Plaintiff's claim of irreparable harm is two-fold, harm to the pilots and harm to the union. Harm to the pilots allegedly stems from the physical demands which will be placed upon them by the longer duty hours and from the disciplinary action which will possibly result if the pilots refuse to fly. It is not clear that the physical demands will be overwhelming. On-board sleeping arrangements will be provided, and the pilots will be rotated in order to insure that a fresh person will always be on duty. In any event, the harm is not irreparable since the pilots will be paid for the extra time according to the terms of the contract. The safety aspects of the new service have been addressed by the FAR's which approve this type of operation. Presumably, pilot objections regarding safety analogous to the arguments raised by plaintiff were aired before the body primarily responsible for safety regulation, the Federal Aviation Administration, and were rejected.
The harm resulting from prospective disciplinary action is speculative. Captain Arnold C. Calvert, chairman of the union negotiating committee, testified that the pilots would probably ignore a union directive to refuse to fly if the injunction were not granted. In addition, this injury would only occur if the pilots unilaterally refused to "fly and grieve." Thus, the harm is self-imposed and insufficient to constitute irreparable harm. Finally, this claim assumes that the dispute is major. If the dispute is minor, as the court has preliminarily held, the pilots have no right to resort to self-help. They must continue to work and pursue the arbitration remedy.
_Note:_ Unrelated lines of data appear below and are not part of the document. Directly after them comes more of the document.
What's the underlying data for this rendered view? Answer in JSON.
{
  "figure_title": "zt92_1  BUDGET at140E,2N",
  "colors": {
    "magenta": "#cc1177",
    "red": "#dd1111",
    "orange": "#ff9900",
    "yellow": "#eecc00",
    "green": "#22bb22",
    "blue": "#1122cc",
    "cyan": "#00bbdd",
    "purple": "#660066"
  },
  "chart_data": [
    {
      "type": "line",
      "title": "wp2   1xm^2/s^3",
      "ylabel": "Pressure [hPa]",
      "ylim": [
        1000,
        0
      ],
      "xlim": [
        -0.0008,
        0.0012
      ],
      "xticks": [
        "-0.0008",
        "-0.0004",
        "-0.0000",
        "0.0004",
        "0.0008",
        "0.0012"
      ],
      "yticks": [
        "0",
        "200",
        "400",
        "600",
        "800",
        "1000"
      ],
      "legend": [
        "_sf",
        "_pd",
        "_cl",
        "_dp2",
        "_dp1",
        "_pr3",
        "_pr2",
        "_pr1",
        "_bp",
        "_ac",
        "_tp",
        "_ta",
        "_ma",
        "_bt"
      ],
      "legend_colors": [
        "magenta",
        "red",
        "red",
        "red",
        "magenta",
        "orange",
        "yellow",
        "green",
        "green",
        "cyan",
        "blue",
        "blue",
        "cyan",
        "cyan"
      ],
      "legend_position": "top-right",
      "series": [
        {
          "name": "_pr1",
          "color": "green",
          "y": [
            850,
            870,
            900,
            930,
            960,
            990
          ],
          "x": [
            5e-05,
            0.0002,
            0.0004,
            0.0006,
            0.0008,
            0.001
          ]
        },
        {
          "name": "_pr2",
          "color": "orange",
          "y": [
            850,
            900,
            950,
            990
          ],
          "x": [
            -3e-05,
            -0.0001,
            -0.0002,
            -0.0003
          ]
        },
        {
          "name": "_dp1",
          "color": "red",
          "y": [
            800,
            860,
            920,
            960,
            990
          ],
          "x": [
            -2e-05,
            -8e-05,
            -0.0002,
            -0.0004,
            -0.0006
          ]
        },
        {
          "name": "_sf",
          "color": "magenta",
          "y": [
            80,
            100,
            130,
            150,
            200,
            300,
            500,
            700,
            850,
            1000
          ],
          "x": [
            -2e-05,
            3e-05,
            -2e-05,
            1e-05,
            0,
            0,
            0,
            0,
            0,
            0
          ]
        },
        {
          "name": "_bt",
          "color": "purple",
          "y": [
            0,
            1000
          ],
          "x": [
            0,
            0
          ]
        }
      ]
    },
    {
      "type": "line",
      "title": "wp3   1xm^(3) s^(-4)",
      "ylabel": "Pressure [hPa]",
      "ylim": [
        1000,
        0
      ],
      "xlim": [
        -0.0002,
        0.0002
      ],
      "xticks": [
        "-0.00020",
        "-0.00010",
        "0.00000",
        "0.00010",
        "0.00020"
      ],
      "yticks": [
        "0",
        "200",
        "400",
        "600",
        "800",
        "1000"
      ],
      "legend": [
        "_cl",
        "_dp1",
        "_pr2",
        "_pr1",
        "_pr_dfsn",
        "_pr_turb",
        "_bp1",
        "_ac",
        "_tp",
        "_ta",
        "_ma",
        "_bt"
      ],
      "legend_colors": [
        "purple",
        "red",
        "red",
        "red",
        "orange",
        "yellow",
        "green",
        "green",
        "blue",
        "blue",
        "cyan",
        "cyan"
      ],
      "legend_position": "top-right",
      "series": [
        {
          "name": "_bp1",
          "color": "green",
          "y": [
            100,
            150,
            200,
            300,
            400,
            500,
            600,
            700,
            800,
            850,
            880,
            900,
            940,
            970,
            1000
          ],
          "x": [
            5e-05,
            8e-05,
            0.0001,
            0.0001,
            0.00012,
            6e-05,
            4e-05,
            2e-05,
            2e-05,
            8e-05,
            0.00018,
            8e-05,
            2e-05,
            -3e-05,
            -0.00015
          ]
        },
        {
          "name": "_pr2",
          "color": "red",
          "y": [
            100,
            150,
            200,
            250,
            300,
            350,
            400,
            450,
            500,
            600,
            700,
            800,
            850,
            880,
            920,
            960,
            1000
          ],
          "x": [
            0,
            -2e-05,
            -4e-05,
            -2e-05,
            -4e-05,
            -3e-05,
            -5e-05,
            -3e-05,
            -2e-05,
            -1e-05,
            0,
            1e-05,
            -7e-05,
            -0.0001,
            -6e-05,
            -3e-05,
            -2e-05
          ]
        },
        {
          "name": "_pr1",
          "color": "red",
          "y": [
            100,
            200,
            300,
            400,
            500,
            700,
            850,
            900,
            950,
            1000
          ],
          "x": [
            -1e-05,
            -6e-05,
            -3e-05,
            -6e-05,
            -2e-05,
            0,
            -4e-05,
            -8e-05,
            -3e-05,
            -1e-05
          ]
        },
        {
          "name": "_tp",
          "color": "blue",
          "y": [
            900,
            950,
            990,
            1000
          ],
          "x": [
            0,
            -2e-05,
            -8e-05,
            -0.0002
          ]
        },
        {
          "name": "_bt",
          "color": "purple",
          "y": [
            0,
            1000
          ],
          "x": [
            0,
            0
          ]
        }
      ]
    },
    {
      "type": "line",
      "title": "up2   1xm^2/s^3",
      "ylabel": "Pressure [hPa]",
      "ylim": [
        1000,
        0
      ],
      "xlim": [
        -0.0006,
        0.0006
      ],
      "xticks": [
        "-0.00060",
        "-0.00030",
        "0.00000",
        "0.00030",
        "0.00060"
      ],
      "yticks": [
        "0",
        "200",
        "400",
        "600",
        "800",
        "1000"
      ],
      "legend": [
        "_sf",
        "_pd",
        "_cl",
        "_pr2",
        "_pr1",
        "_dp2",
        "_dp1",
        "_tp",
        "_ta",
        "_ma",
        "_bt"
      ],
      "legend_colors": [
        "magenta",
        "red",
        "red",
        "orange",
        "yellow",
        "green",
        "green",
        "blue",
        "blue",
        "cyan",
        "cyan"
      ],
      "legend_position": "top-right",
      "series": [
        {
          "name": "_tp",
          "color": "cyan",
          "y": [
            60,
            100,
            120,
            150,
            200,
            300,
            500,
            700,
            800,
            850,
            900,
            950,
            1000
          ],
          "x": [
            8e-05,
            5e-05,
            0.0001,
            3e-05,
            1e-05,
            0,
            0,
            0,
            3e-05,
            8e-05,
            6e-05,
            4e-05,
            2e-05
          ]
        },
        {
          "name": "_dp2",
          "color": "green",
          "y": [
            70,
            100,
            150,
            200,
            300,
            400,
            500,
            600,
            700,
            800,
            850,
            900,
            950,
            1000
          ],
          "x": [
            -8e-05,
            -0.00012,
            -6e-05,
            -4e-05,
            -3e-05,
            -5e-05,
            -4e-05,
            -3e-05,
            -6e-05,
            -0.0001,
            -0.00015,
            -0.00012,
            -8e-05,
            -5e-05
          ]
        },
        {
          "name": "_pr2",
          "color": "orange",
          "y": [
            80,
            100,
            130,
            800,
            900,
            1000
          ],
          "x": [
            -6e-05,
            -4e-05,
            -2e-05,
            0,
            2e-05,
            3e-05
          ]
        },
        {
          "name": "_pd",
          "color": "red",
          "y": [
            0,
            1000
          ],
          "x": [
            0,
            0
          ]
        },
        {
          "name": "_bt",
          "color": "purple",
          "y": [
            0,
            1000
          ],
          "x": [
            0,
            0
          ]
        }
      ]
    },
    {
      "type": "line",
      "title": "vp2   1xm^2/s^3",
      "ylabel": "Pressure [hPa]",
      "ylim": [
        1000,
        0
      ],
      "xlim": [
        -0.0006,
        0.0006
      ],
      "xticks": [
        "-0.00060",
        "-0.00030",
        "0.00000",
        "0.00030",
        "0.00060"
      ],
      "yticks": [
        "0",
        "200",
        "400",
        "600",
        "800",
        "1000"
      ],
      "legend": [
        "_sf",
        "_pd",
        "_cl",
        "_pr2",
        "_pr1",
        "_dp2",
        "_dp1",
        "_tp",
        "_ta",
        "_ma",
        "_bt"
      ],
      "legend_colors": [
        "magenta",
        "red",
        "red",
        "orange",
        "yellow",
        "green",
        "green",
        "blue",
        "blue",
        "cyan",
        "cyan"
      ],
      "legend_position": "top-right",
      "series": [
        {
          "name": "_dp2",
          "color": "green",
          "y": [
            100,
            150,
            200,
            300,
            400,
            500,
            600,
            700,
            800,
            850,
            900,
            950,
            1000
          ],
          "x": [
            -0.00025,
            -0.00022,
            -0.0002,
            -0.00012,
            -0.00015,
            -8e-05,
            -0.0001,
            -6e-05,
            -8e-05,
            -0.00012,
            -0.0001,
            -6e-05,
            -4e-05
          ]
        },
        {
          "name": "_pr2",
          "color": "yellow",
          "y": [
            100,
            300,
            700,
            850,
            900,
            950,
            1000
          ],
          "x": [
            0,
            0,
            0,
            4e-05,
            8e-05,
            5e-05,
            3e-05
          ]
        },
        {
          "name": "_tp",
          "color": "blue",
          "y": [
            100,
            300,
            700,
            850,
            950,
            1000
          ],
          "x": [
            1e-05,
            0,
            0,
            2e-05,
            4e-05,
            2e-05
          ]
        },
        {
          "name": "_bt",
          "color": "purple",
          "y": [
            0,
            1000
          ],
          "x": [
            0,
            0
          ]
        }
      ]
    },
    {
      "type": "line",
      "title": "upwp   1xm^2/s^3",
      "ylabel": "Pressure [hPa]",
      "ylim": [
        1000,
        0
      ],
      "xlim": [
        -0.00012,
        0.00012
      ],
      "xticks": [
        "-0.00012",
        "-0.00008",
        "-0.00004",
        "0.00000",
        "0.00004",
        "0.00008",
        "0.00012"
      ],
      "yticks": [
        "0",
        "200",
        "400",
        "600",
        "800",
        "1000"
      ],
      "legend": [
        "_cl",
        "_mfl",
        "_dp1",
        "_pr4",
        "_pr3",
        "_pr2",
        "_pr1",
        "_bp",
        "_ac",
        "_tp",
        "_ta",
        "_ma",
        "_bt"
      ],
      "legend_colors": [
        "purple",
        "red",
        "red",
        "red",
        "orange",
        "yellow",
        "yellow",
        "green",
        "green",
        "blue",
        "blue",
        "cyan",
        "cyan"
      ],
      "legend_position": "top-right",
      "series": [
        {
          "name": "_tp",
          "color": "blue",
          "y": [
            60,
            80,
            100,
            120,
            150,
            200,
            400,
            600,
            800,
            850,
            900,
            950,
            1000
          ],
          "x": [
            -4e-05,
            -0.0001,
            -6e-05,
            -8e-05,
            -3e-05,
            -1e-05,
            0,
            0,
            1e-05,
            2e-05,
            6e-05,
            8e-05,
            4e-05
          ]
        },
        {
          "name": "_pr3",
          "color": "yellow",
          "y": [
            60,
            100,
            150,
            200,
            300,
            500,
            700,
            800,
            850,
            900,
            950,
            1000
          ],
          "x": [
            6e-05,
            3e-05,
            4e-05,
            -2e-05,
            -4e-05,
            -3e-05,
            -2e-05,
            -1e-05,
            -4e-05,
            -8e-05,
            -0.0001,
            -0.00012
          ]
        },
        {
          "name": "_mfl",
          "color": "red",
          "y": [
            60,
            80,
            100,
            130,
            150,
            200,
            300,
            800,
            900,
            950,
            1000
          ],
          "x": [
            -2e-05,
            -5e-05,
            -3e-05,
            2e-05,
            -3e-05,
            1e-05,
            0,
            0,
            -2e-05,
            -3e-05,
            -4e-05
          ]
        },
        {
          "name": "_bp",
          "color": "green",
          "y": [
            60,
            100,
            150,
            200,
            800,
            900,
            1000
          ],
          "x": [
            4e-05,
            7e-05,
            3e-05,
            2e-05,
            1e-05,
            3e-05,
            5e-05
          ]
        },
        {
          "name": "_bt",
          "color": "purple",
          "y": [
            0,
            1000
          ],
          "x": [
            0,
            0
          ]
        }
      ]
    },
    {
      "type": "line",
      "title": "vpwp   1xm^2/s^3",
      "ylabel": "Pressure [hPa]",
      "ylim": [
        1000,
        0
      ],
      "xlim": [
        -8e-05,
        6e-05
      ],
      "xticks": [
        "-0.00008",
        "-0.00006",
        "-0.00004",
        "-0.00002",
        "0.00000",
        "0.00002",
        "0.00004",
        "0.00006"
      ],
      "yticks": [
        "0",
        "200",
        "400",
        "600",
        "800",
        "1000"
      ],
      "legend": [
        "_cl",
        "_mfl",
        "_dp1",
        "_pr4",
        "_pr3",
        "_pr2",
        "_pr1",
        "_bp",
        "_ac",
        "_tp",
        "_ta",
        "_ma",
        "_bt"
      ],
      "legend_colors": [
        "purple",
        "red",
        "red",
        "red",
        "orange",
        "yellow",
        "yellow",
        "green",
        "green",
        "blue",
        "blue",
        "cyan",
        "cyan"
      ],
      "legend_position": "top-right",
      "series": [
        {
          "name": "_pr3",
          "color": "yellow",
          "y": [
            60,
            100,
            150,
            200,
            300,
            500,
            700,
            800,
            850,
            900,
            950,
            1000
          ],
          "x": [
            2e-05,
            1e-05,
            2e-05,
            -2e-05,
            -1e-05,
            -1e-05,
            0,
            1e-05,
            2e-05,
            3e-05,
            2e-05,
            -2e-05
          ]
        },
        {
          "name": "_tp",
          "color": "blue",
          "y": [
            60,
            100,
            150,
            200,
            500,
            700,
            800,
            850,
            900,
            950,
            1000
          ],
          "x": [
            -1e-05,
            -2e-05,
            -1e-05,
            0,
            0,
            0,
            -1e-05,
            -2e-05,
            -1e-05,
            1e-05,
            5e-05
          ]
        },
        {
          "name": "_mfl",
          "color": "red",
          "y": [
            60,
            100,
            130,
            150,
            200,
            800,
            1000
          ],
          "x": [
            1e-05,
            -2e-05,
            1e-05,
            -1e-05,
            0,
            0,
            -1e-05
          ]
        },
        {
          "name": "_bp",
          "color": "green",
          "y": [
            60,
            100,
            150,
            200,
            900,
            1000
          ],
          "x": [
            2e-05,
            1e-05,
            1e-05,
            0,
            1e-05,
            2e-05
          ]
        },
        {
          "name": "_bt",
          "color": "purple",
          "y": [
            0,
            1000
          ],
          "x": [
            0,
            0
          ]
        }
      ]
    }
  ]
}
Harm to the union will allegedly be caused by the diminution in union credibility resulting from its current inability to resist Northwest's unilateral alteration of existing working conditions. Again, this claim assumes a major dispute. Since the court has determined that the dispute is governed by the existing contract, Northwest is merely asserting a right that it has always possessed. It has not imposed novel and non-negotiated conditions of employment. Thus, the union's powerlessness stems from its previous bargaining decision, not from any present negotiating weakness.
Northwest points to its substantial expenditures in preparing for the flights as the basis for its claim of irreparable harm. However, this injury would be self-imposed if the court granted the injunction on the ground that the dispute was major. That is, Northwest could not invest in a venture, the imposition of which would require *843 working conditions not permitted by the contract, and then claim that the loss of this investment constitutes irreparable harm. The harm to those members of the public who have made travel plans in reliance upon the projected nonstop service is worthy of note and supports denial of the injunction.
For the forgoing reasons, plaintiff's motion for a preliminary injunction is DENIED.